Sunday, 20 March 2011

Poetry from Art at Tate Modern: Marcel Duchamp's The Large Glass

Tomorrow we'll be working with Marcel Duchamp's The Large Glass or The Bride Stripped Bare by Her Bachelors, Even, with the help of Octavio Paz's detailed description of the sculpture in his book Appearance Stripped Bare. Paz drew from Marcel Duchamp's extensive notes in a later work The Green Book. The language is a gift: "The Bride's names are Motor-Desire, Wasp, and Hanged Female, dragonfly and praying mantis..." and "The differences between the Bride's and the Bachelors' respective universes are vast. The Bride has a life-center; the Bachelors have not. They live on coal or some other raw material, drawn not from them but from their not-them..." (see below for a key to the realms of the two sexes).

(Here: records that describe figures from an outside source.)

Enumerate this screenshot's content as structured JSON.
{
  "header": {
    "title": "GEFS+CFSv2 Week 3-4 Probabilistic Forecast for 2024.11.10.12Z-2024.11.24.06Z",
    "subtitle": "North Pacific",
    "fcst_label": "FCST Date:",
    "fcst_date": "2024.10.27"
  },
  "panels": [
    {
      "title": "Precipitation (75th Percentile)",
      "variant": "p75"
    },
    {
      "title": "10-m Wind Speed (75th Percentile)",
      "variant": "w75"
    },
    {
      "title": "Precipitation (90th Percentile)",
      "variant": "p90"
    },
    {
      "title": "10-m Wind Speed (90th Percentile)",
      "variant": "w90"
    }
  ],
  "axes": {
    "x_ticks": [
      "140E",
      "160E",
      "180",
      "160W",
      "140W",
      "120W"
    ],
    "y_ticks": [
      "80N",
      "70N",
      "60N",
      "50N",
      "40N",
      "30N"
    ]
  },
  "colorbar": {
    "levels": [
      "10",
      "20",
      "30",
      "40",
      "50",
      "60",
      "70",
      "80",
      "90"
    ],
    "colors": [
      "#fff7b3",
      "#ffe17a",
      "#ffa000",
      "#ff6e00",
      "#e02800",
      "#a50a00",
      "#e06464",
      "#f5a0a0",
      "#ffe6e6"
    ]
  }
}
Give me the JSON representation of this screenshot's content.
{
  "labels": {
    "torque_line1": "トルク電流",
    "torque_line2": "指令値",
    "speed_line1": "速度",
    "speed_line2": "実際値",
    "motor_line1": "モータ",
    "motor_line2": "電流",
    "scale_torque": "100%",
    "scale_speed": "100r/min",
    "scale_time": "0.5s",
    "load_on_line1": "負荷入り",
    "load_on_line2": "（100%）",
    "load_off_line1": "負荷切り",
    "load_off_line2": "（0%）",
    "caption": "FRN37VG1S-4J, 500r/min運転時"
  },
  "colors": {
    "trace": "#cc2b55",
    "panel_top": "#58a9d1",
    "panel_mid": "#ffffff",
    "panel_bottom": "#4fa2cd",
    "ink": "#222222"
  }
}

I have long been drawn to this artwork, and it informed my practice when I was a sculptor. The version now on show at Tate Modern is a reconstruction by Richard Hamilton but I remember seeing it before Tate replaced the cracked bottom pane. So when I made a large glass construction influenced by it I incorporated cracks. Duchamp made this over a period of eight years then announced it definitively unfinished. The combination of his declared subject of the relation between the sexes and his "playful physics" makes its an endlessly fascinating study. Another source book for Duchamp's notes is a long heavy hardback Notes and Projects for The Large Glass by Arturo Schwarz, where Duchamp's original notes (in French) are scrawled like poems on the right and the English translation provided on the left. The notes, sketches and diagrams are an entire looking-glass world I can get lost in for hours.